The worst part of debugging access issues isn’t the broken webhook or the misaligned port. It’s discovering that someone changed a connection route three weeks ago and nobody documented it. That’s where OpsLevel TCP Proxies earn their keep. They wrap messy service access behind clear, auditable control so every engineer knows exactly who touched what and when.

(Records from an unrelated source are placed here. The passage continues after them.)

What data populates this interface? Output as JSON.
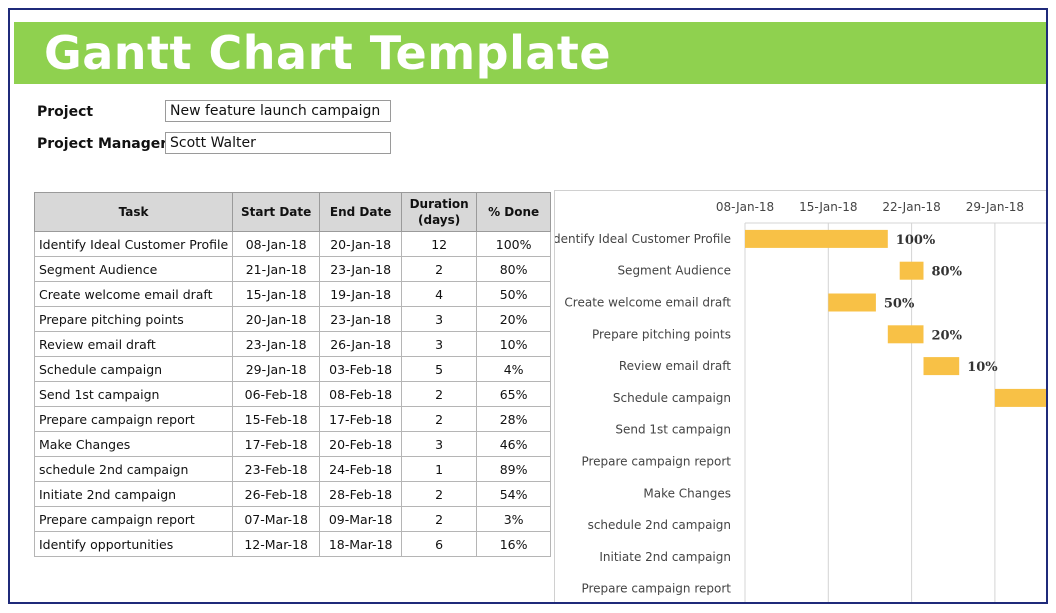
{
  "header": {
    "title": "Gantt Chart Template"
  },
  "project": {
    "project_label": "Project",
    "project_value": "New feature launch campaign",
    "manager_label": "Project Manager",
    "manager_value": "Scott Walter"
  },
  "table": {
    "columns": [
      "Task",
      "Start Date",
      "End Date",
      "Duration\n(days)",
      "% Done"
    ],
    "rows": [
      [
        "Identify Ideal Customer Profile",
        "08-Jan-18",
        "20-Jan-18",
        "12",
        "100%"
      ],
      [
        "Segment Audience",
        "21-Jan-18",
        "23-Jan-18",
        "2",
        "80%"
      ],
      [
        "Create welcome email draft",
        "15-Jan-18",
        "19-Jan-18",
        "4",
        "50%"
      ],
      [
        "Prepare pitching points",
        "20-Jan-18",
        "23-Jan-18",
        "3",
        "20%"
      ],
      [
        "Review email draft",
        "23-Jan-18",
        "26-Jan-18",
        "3",
        "10%"
      ],
      [
        "Schedule campaign",
        "29-Jan-18",
        "03-Feb-18",
        "5",
        "4%"
      ],
      [
        "Send 1st campaign",
        "06-Feb-18",
        "08-Feb-18",
        "2",
        "65%"
      ],
      [
        "Prepare campaign report",
        "15-Feb-18",
        "17-Feb-18",
        "2",
        "28%"
      ],
      [
        "Make Changes",
        "17-Feb-18",
        "20-Feb-18",
        "3",
        "46%"
      ],
      [
        "schedule 2nd campaign",
        "23-Feb-18",
        "24-Feb-18",
        "1",
        "89%"
      ],
      [
        "Initiate 2nd campaign",
        "26-Feb-18",
        "28-Feb-18",
        "2",
        "54%"
      ],
      [
        "Prepare campaign report",
        "07-Mar-18",
        "09-Mar-18",
        "2",
        "3%"
      ],
      [
        "Identify opportunities",
        "12-Mar-18",
        "18-Mar-18",
        "6",
        "16%"
      ]
    ]
  },
  "chart_data": {
    "type": "bar",
    "orientation": "horizontal",
    "x_tick_labels": [
      "08-Jan-18",
      "15-Jan-18",
      "22-Jan-18",
      "29-Jan-18"
    ],
    "x_axis_position": "top",
    "grid": true,
    "bar_color": "#f8c146",
    "categories": [
      "Identify Ideal Customer Profile",
      "Segment Audience",
      "Create welcome email draft",
      "Prepare pitching points",
      "Review email draft",
      "Schedule campaign",
      "Send 1st campaign",
      "Prepare campaign report",
      "Make Changes",
      "schedule 2nd campaign",
      "Initiate 2nd campaign",
      "Prepare campaign report"
    ],
    "start": [
      "08-Jan-18",
      "21-Jan-18",
      "15-Jan-18",
      "20-Jan-18",
      "23-Jan-18",
      "29-Jan-18",
      "06-Feb-18",
      "15-Feb-18",
      "17-Feb-18",
      "23-Feb-18",
      "26-Feb-18",
      "07-Mar-18"
    ],
    "duration_days": [
      12,
      2,
      4,
      3,
      3,
      5,
      2,
      2,
      3,
      1,
      2,
      2
    ],
    "data_labels": [
      "100%",
      "80%",
      "50%",
      "20%",
      "10%",
      "",
      "",
      "",
      "",
      "",
      "",
      ""
    ]
  }
}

OpsLevel TCP Proxies let you route internal traffic safely between systems without drowning in firewall rules or ephemeral IP headaches. Instead of exposing direct service ports to the world, you define a proxy layer that mediates connections based on identity, policy, and environment. When paired with a managed identity provider like Okta or AWS IAM, this structure gives you repeatable access that aligns with compliance frameworks like SOC 2 or ISO 27001.
Here’s how the workflow usually unfolds. You stand up a TCP Proxy through OpsLevel that identifies which services can connect. The proxy enforces TLS, handles certificate rotation, and logs every request through a central pipeline. That data feeds into OpsLevel’s service catalog, improving observability and accountability in one stroke. Downstream systems never see arbitrary inbound traffic; they see vetted, identity-aware connections that match team ownership data.
If you’re tuning this setup for production environments, follow three rules. Rotate service credentials at least every ninety days. Map roles directly from your IdP’s groups instead of maintaining them inside OpsLevel. And always verify that your proxy’s audit logs sync to your main monitoring channel. When those three align, your proxy architecture behaves predictably even under pressure.
Featured answer:
OpsLevel TCP Proxies secure internal service communication by authenticating connections through defined identity and policy layers. This eliminates exposed ports and provides detailed logs for compliance and troubleshooting.